О ТОМ, КАКИЕ БЫЛИ ПОСЛЕДНИЕ ПРИГОТОВЛЕНИЯ У ЕЛПИДИФОРА ПЕРФИЛЬЕВИЧА И КАК СОБРАЛИСЬ К НЕМУ ГОСТИ
На стенных часах, что стояли в зале у Елпидифора Перфильевича, из-за дверцы выскочила кукушка и прокуковала пять раз. Вместе с тем, как она куковала, часы в колокольчик тоже пять раз прозвонили. А как и кукушка откуковала, часы, отзвонив, заиграли репетицию. Вот, господа, так уж репетиция! Что это, подумаешь, человек-то? На какие уж он хитрости ни поднимается в нынешние годы? Ну кому бы, позвольте вас спросить, в старинные времена пришла такая блажь в голову, чтобы часы со всякими концертами построить? Нет, что ни говорите, а мудрены нынче стали люди — такие штуки выкидывают, что и ума не приложишь. Вон в «Московских Ведомостях» хоть, что ли, чего там нет? Господи боже мой! Вот пишут, что люди, заместо того, чтобы на паре лошадей разъезжать, катаются себе на паре, вот что с кипятку бывает. Да еще из чугуна дороги делают. Вот так премудрости. А это еще — ухитрился же какой-то немец, должно быть, из сала воск делать. Что же? Ведь сделал, да еще как-с — побелее воску-то. Не верите, господа? Да я сам видел прошлого года у прокурора, как в Троеславль по старым делам ездил. Хитры, хитры люди стали, а немцы еще хитрее. Да-с, а я об часах ведь говорил; так славные часы эти были — Елпидифор Перфильевич их на ярмарке достал. Купил ли он их, так ли где ему бог послал — дело закрытое. Уж куда же, чай, купить ему — известное дело, исправник, а у исправника, сами знаете: всякое деяние благо и всякое имение благо — приобретено полюбными сделками. А уж такие часы, что просто-напросто мое почтение. Со всего Чернограда, бывало, все благородные приходили по ним свои поверять. Оно, конечно, кто их знает, может быть, и так приходили, не для того, чтобы часы поправить, а просто позакусить да исправничьей водочки пропустить. А водки славные у Елпидифора Перфильевича водились; каких не было: и донная, и трифольная, и мятная, и всякая другая, ну чудо что за водки. Подойдешь к столу, так глаза и разбегаются, из которого бы графина выпить. Городничий, что в походах в немецких землях бывал, говорит, что и во Франции и в Париже таких водок нет, а про Туречину и говорить нечего — там хмельного не употребляют.
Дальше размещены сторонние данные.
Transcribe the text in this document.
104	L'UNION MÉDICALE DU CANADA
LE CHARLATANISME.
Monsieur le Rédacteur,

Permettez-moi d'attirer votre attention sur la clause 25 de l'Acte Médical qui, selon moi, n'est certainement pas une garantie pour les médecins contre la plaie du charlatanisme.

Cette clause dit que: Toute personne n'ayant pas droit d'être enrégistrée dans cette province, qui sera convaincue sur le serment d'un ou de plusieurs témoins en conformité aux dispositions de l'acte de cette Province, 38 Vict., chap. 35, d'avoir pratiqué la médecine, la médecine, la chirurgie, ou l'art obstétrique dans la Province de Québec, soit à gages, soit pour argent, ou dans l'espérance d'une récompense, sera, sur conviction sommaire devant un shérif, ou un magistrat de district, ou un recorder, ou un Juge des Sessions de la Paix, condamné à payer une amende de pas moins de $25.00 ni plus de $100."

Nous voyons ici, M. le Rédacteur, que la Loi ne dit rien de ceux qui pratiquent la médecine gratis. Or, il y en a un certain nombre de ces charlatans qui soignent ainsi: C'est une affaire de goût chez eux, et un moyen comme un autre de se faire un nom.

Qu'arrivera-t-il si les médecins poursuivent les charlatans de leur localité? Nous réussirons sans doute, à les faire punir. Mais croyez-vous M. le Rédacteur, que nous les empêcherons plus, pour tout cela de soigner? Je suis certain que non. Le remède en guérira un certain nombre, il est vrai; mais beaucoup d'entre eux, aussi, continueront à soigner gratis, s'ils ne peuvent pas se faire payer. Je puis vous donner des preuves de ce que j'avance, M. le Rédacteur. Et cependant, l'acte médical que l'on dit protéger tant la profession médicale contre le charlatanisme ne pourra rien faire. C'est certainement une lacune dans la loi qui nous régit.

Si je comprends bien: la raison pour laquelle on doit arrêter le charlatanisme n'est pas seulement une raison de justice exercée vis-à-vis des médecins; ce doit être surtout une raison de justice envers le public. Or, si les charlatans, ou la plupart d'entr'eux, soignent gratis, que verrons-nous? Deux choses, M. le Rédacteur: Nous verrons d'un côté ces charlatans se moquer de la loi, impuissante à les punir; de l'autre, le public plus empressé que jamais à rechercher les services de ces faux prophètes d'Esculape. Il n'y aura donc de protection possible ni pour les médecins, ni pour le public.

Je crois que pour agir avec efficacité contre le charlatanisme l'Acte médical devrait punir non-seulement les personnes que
Ну-с, вот прокуковала кукушка. Что же? — из кабинета вышел сам Елпидифор Перфильевич, красный такой, и сам глаза бумажным платком протирает. А за ним шел Петр и подал ему трубку саратовки… А из гостиной вышла Матрена Елистратовна, да такая расфранченная, распомаженная, что точно как губернская барыня в Христов праздник до обедни.
— Уф! знатно соснул! Петрушка, приготовь умыться. Матрена Елистратовна, все ли готово по вашей части?
— Все готово, батюшка Елпидифор Перфильевич, все приготовлено как ни на есть лучше.
— И закуска?
— И закуска, и все, все, что называется.
— То-то, то-то, смотрите у меня, чтобы все было у меня отличительно. Сами знаете, майор с офицерами приедет. Я к нему нарочно в Воронцово заезжал.
— Уж не беспокойтесь, все будет в самой модной пропорции и в политической полированности. Я вот недавно на крестинах в Троеславле была, ну там, знаете, губернские люди, так с них я возьму пример и поставлю все в бонтонности. Я ведь не судейша какая-нибудь — она вот намедни свои именины справляла, да и справила так, что и курам на смех… Что вы думаете? Ведь барыням малиновки по третьей недостало. А еще приглашают тоже. Уж звали бы свою братью — необразованных, а то зовут и нас, полированных. Уж не срамились бы лучше.
— Да что судейша, да что она, судейша? Так, прости господи, судейша так судейша и есть, и слов-то она не стоит, чтобы говорить об ней.
— А ведь тоже в барыни таращится.
— Нет, вот этого не хочет ли?
При этих словах Елпидифор Перфильевич взял свой палец в рот и потом поднес его к самому носу Матрены Елистратовны, а сам прищурил левый глаз и губу нижнюю надул, как купчиха за обедом. Это было прикрасою к остроте его, которую он любил употреблять при всяком удобном случае.
— Петрушка, узнай от сотского, посланы ли лошади за майором.